Healthcare and life sciences (HLS) organizations are expected to lose large sums of money in 2022 if digital initiatives are not met. The disruption brought a paradigm shift in the way healthcare companies rely on their IT teams as modern technologies, such as telehealth and connected devices, became highly critical. And that’s just the tip of the iceberg.
A plethora of healthcare and life sciences are facing roadblocks while delivering quality care and services. Let’s explore four reasons healthcare organizations find it hard to keep pace with digital transformation and improve patient care.
Four Reasons Healthcare Finds It Hard to Keep Pace with Digital Transformation
Healthcare organizations find it difficult to keep pace with the digital transformation because of the following reasons:
1. Siloed data and lack of data integration
Healthcare and life sciences companies have the majority of applications in any industry. Yet only a few of these applications are consolidated. Whether healthcare companies are creating a 360-degree patient view, optimizing contact centers, or streamlining clinical trials, there is a need to leverage a robust data integration solution. Digital innovation calls for the ability to quickly and securely explore, integrate, and use data.
Healthcare units that rely on legacy data integration solutions face two central problems in the process.
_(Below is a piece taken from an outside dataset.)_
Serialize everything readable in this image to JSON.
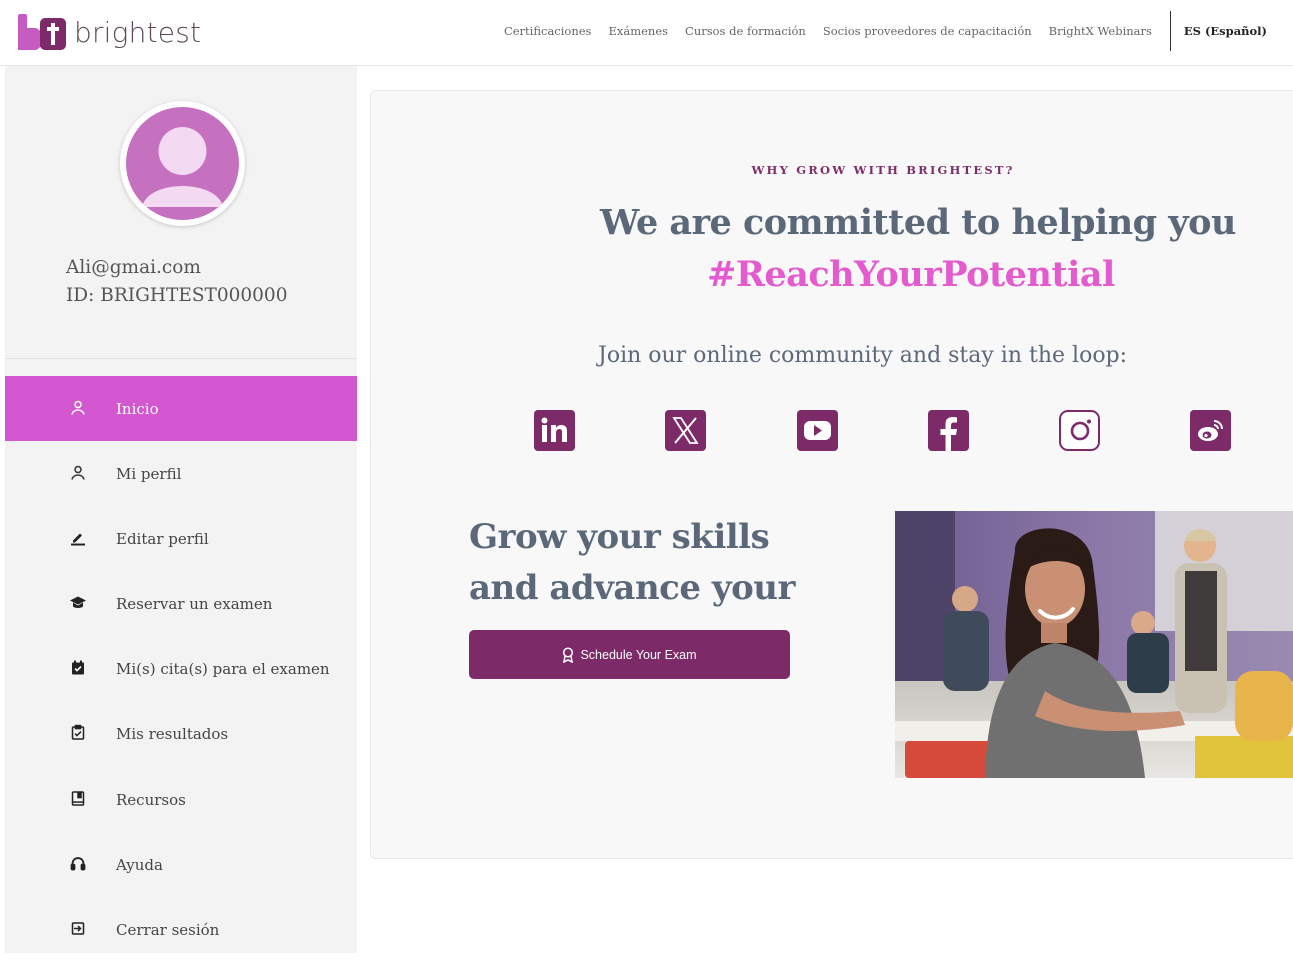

First, they need IT to implement custom codes and perform extensive EDI mappings to build data integrations, which is complex and takes time, between six to 12 weeks. Second, because the access to the data is limited, data becomes siloed. That interferes with the insights delivery process, which negatively impacts subsequent steps such as decision-making and value generation.
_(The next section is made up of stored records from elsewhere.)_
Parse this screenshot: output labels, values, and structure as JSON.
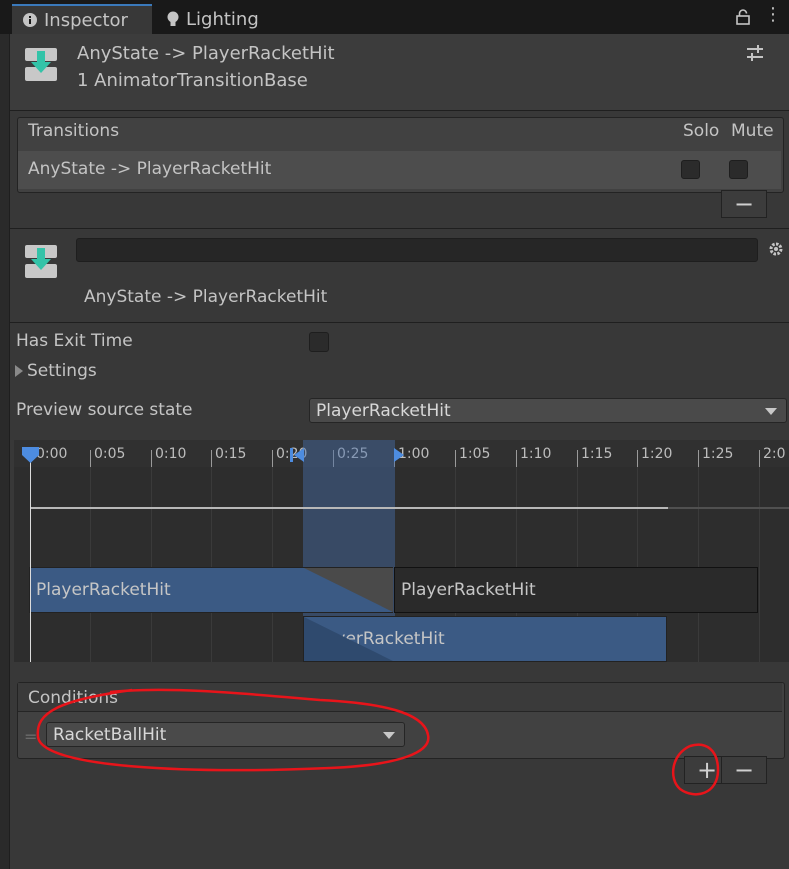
{
  "tabs": [
    {
      "label": "Inspector",
      "icon": "info-icon",
      "active": true
    },
    {
      "label": "Lighting",
      "icon": "lightbulb-icon",
      "active": false
    }
  ],
  "header": {
    "title": "AnyState -> PlayerRacketHit",
    "subtitle": "1 AnimatorTransitionBase"
  },
  "transitions": {
    "header_label": "Transitions",
    "solo_label": "Solo",
    "mute_label": "Mute",
    "row_label": "AnyState -> PlayerRacketHit",
    "remove_symbol": "−"
  },
  "transition_detail": {
    "name_value": "",
    "label": "AnyState -> PlayerRacketHit"
  },
  "properties": {
    "has_exit_time_label": "Has Exit Time",
    "has_exit_time_checked": false,
    "settings_label": "Settings",
    "preview_label": "Preview source state",
    "preview_value": "PlayerRacketHit"
  },
  "timeline": {
    "ticks": [
      "0:00",
      "0:05",
      "0:10",
      "0:15",
      "0:20",
      "0:25",
      "1:00",
      "1:05",
      "1:10",
      "1:15",
      "1:20",
      "1:25",
      "2:0"
    ],
    "clip_source": "PlayerRacketHit",
    "clip_dest_top": "PlayerRacketHit",
    "clip_dest_bottom": "PlayerRacketHit"
  },
  "conditions": {
    "header_label": "Conditions",
    "condition_value": "RacketBallHit",
    "add_symbol": "+",
    "remove_symbol": "−"
  },
  "colors": {
    "accent": "#3a79bb",
    "annotation": "#e8141a",
    "clip_blue": "#3b5a84"
  }
}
2. Obsolete IT infrastructure
Unlocking the value of extensive, bi-directional data streams seems impossible without a modernized infrastructure. Maximum IT leaders recognized legacy infrastructure as an enormous challenge as they make attempts to drive digital transformation initiatives. To implement a seamless, well-connected patient experience, healthcare and life sciences companies are trying to unlock the value of critical data to deliver actionable insights and make informed decisions.
To access large data streams, multiple data sources and applications have to exchange and share information quickly, securely, and effectively. But many healthcare and life sciences systems leverage an outdated legacy solution that triggers siloed and diverse technologies. Healthcare organizations need to keep pace in today’s digital world and should be flexible, scalable, and able to address IT deficiencies now – or confront the possibility of falling behind.
3. IT bottlenecks
Healthcare companies that leverage legacy solutions put immense pressure on IT. Why?
That’s because IT teams must implement custom coding and perform EDI mappings to build data connections, which takes time and effort. Also, it puts a lot of pressure on IT as it fails to focus on more high-value, innovation-driven tasks. In addition, this approach quickly escalates integration capacity and creates bottlenecks by relying on already scarce IT teams with an understanding of this integration. Custom code is brittle, time-consuming, and leverages a lot of downstream maintenance. To avoid this, healthcare companies need a modern data integration solution. Modern data integration solutions enable non-technical business users to implement data connections while freeing IT to focus on more high-value tasks.
4. Security and governance risks
Security is central to the forefront of healthcare. Abiding by HIPPAA compliance and staying on the apex government mandates are required. As a matter of fact, managing these regulations is non-negotiable. There is a proper way to digitally transform companies at scale without fear of security or governance issues.
Final word
Digital transformation has become integral for delivering the value promised to patients and generating better outcomes. Yet data silos, legacy solutions, IT bottlenecks, and security concerns are a constant challenge. Healthcare organizations must rely on modern data integration solutions to digitally transform and deliver high-quality patient care.